One of the main problems in knot theory is the knot recognition problem. The essence of this problem is to construct an effective algorithm that determines by two given knots whether they are equivalent or not. One possible approach to this problem is to construct invariants, i.e. such functions that have the same value on equivalent knots. If we manage to find an invariant \(f\) such that \(f(K_1)\neq f(K_2)\), then we can conclude that \(K_1\) and \(K_2\) are non-equivalent knots.

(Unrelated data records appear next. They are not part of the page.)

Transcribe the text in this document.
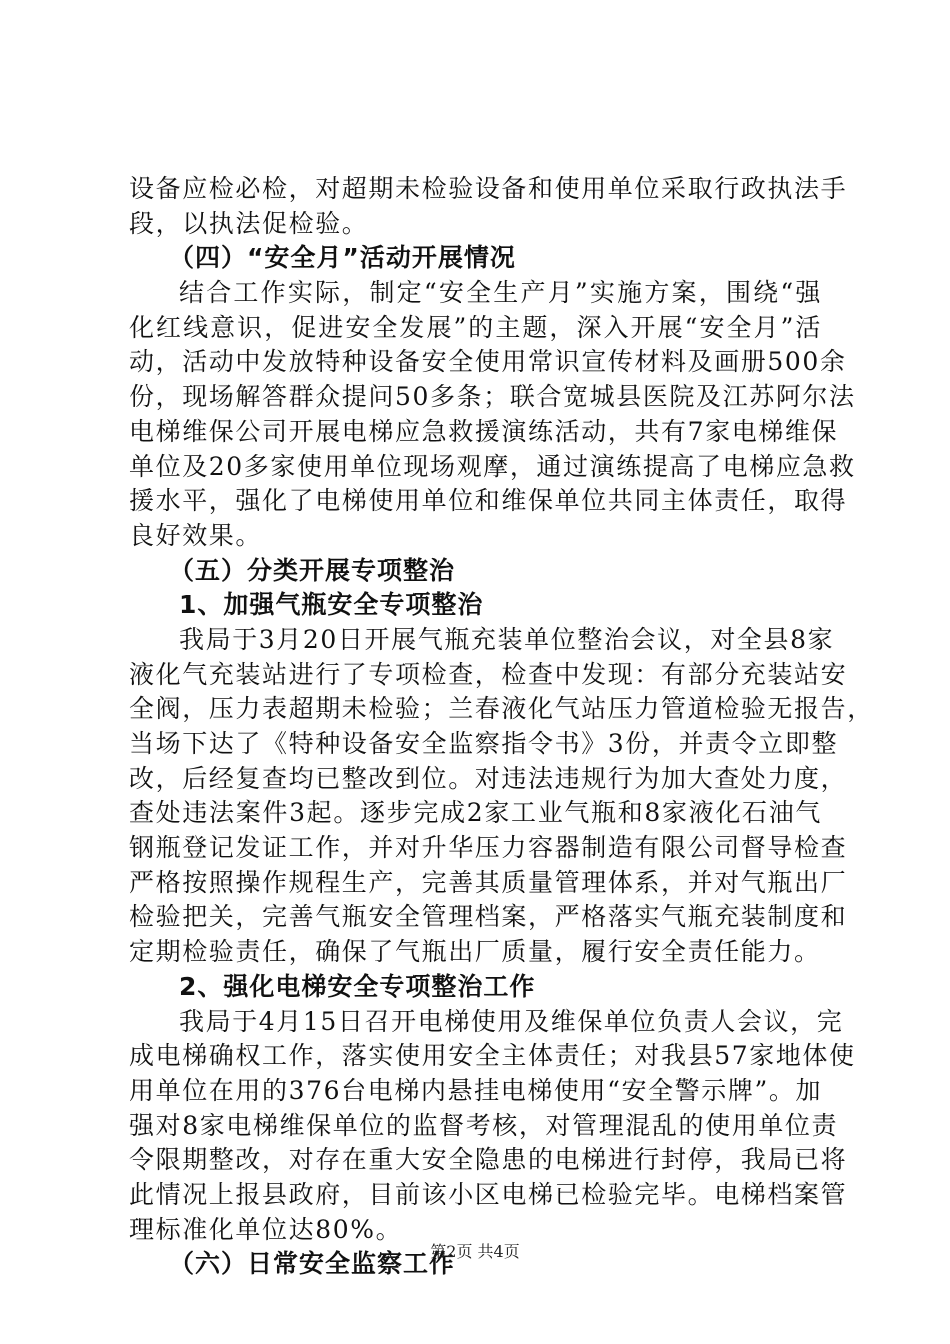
设备应检必检，对超期未检验设备和使用单位采取行政执法手
段，以执法促检验。
（四）“安全月”活动开展情况
结合工作实际，制定“安全生产月”实施方案，围绕“强
化红线意识，促进安全发展”的主题，深入开展“安全月”活
动，活动中发放特种设备安全使用常识宣传材料及画册500余
份，现场解答群众提问50多条；联合宽城县医院及江苏阿尔法
电梯维保公司开展电梯应急救援演练活动，共有7家电梯维保
单位及20多家使用单位现场观摩，通过演练提高了电梯应急救
援水平，强化了电梯使用单位和维保单位共同主体责任，取得
良好效果。
（五）分类开展专项整治
1、加强气瓶安全专项整治
我局于3月20日开展气瓶充装单位整治会议，对全县8家
液化气充装站进行了专项检查，检查中发现：有部分充装站安
全阀，压力表超期未检验；兰春液化气站压力管道检验无报告，
当场下达了《特种设备安全监察指令书》3份，并责令立即整
改，后经复查均已整改到位。对违法违规行为加大查处力度，
查处违法案件3起。逐步完成2家工业气瓶和8家液化石油气
钢瓶登记发证工作，并对升华压力容器制造有限公司督导检查
严格按照操作规程生产，完善其质量管理体系，并对气瓶出厂
检验把关，完善气瓶安全管理档案，严格落实气瓶充装制度和
定期检验责任，确保了气瓶出厂质量，履行安全责任能力。
2、强化电梯安全专项整治工作
我局于4月15日召开电梯使用及维保单位负责人会议，完
成电梯确权工作，落实使用安全主体责任；对我县57家地体使
用单位在用的376台电梯内悬挂电梯使用“安全警示牌”。加
强对8家电梯维保单位的监督考核，对管理混乱的使用单位责
令限期整改，对存在重大安全隐患的电梯进行封停，我局已将
此情况上报县政府，目前该小区电梯已检验完毕。电梯档案管
理标准化单位达80%。
（六）日常安全监察工作
第2页 共4页
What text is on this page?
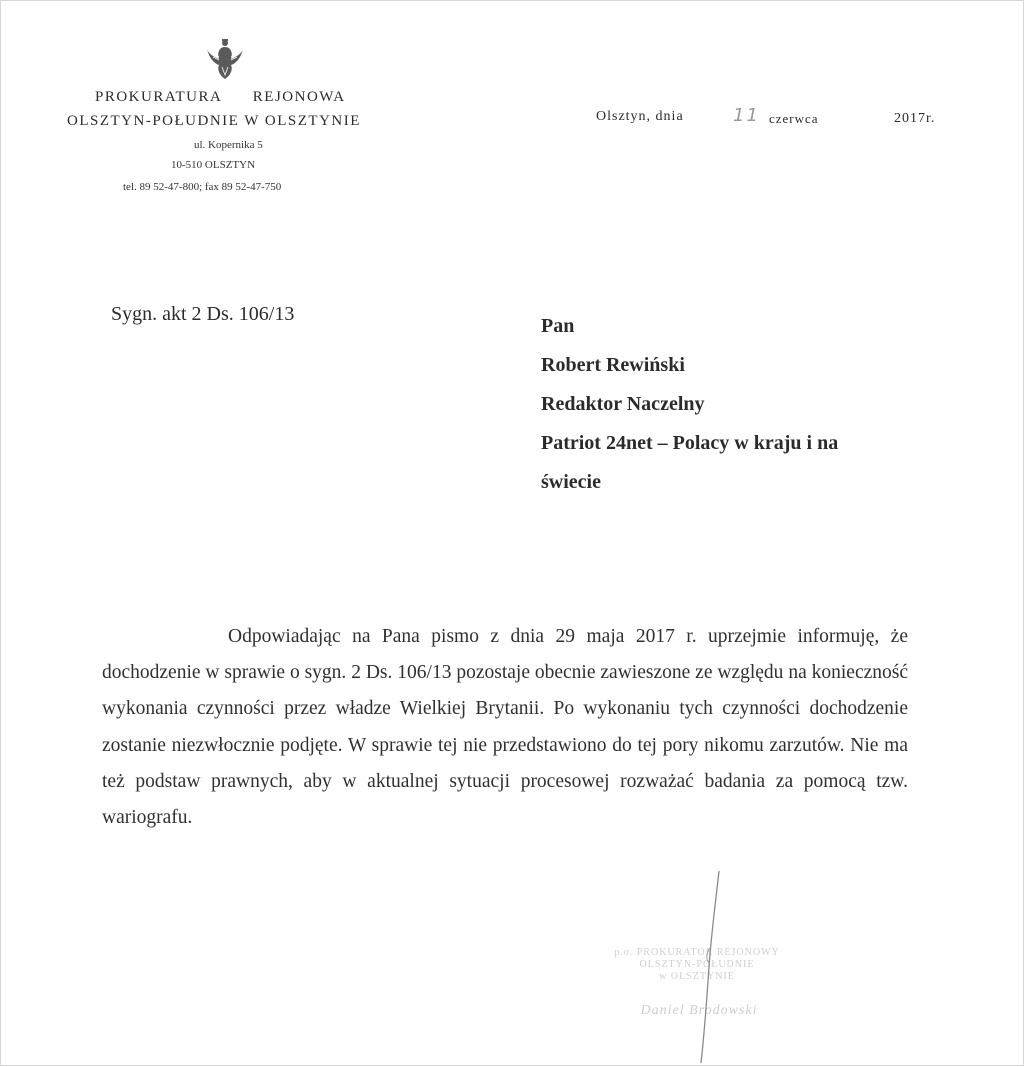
PROKURATURA REJONOWA
OLSZTYN-POŁUDNIE W OLSZTYNIE
ul. Kopernika 5
10-510 OLSZTYN
tel. 89 52-47-800; fax 89 52-47-750
Olsztyn, dnia	11 czerwca	2017r.
Sygn. akt 2 Ds. 106/13
Pan
Robert Rewiński
Redaktor Naczelny
Patriot 24net – Polacy w kraju i na
świecie
Odpowiadając na Pana pismo z dnia 29 maja 2017 r. uprzejmie informuję, że dochodzenie w sprawie o sygn. 2 Ds. 106/13 pozostaje obecnie zawieszone ze względu na konieczność wykonania czynności przez władze Wielkiej Brytanii. Po wykonaniu tych czynności dochodzenie zostanie niezwłocznie podjęte. W sprawie tej nie przedstawiono do tej pory nikomu zarzutów. Nie ma też podstaw prawnych, aby w aktualnej sytuacji procesowej rozważać badania za pomocą tzw. wariografu.
p.o. PROKURATOR REJONOWY
OLSZTYN-POŁUDNIE
w OLSZTYNIE
Daniel Brodowski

One of the strongest invariants in knot theory is the quandle invariant \(K\to Q(K)\), which for a given knot \(K\) gives an algebraic system \(Q(K)\) called quandle. Quandles were introduced in 1982 by D. Joyce [J. Pure Appl. Algebra 23, 37–65 (1982; Zbl 0474.57003)] and S. V. Matveev [Math. USSR, Sb. 47, 73–83 (1984; Zbl 0523.57006); translation from Mat. Sb., Nov. Ser. 119(161), No. 1, 78–88 (1982)]. Over the years, quandles have been investigated by various authors for constructing newer invariants for knots and links. In [S. Nelson, J. Algebra Appl. 7, No. 2, 263–273 (2008; Zbl 1152.57015)], a two-variable polynomial invariant of finite quandles known as the quandle polynomial was introduced.
Sets with ternary operations known as knot-theoretic ternary quasigroups were introduced in [M. Niebrzydowski et al., Fundam. Math. 247, No. 3, 299–320 (2019; Zbl 1457.20055)] and used to define knot and link invariants. By the analogy to the quandle polynomial from [S. Nelson, loc. cit.] the authors of the paper under review introduce a notion of tribracket polynomial. As an application, the authors enhance the tribracket counting invariant of knots and links using subtribracket polynomials and provide examples to demonstrate that this enhancement is proper.